También habría que dilucidar por qué el proyecto popular viene cediendo cuotas de representación entre los sectores populares. Consultada sobre la posibilidad de que el kirchnerismo, sobre todo en el último mandato de CFK, haya desplazado demasiado del centro decisorio a la columna vertebral del movimiento, Penacca retruca: “Nosotros, como proyecto político, representamos los intereses de los sectores populares, esa la centralidad de nuestra política. Pero también representamos a los sectores medios. Capaz que hubo una falla de nuestro proyecto para cimentar mejor una conciencia popular. Pero, a ver, el problema no pasaba porque Cristina se sacara más fotos con artistas que con sindicalistas. (Carlos) Menem siempre se rodeaba de pueblo en sus imágenes y encabezó un proyecto elitista”.

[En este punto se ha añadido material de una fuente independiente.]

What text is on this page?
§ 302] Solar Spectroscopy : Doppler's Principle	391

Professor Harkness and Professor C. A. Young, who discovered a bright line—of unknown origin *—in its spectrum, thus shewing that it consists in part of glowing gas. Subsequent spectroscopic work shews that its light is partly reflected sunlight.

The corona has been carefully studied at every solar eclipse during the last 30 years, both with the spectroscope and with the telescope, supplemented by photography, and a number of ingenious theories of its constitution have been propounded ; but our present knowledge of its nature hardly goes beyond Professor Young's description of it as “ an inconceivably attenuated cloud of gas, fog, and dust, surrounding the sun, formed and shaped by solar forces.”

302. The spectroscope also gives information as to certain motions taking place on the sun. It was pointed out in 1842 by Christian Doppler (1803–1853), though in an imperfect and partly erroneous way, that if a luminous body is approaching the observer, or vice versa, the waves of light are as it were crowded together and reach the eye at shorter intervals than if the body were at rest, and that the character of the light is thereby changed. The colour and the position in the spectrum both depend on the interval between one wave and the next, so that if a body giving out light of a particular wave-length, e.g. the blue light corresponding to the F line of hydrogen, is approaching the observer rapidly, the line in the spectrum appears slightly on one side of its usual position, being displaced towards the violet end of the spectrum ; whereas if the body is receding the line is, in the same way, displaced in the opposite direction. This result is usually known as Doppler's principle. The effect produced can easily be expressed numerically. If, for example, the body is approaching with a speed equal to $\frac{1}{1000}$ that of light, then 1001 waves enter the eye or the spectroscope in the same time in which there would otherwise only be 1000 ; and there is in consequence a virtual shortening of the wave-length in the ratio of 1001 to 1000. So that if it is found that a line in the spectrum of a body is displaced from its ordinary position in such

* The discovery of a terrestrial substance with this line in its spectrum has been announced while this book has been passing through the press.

En su momento, el periodista Gabriel Fernández planteó una serie de interrogantes alrededor de la chance de que el kirchnerismo se haya pintado muy de blanco. ¿Terminó citando más a Iñigo Errejón que a Raúl Scalabrini Ortiz? ¿Celó más la disputa de la palabra que la puja salarial? ¿Si el peronismo es comer los tallarines del domingo con la vieja, dijo Lorenzo Miguel en su momento, el cristinismo fue compartir entre todes una perfomance en Tecnópolis? ¿Un formato que sedujo, nuevamente, o interpeló más a los sectores medios de alma sensible que a las capas precarizadas que orillan el conurbano? “En todo caso, Cristina tuvo en su último período como presidenta cierto nivel de ruido en su relación con las conducciones sindicales pero eso no se traduce en que Cristina tuviera problemas de vincularse con el pueblo trabajador, son dos temas distintos”, comienza Penacca la “defensa” del proyecto, y concluye: “Nos criticaban que centralizamos mucho la disputa contra Clarín y que hablamos mucho de comunicación, pero hoy se ve que no estábamos tan errados. Queda claro que gobierna más (Héctor) Magnetto que (Mauricio) Macri. Pero, quizás sí, nos faltó explicar de manera más sencilla por qué las políticas públicas empoderan tanto a los sectores medios como al pueblo trabajador. Pero tan mal no hicimos las cosas: Macri, para ganar, tuvo que mentir y decir que iban a perdurar muchas de nuestras políticas”.

El señor o la señora abollan la lata de cerveza comprada en oferta en el supermercado discount más famoso de todos. Apoyan los pies sobre la mesa ratona y raída. Comienza la hora del paco televisivo. El fulgor hepático de la pantalla alumbra el pequeño living. Se impone una consigna en la oscura noche: ¡Negros de mierda!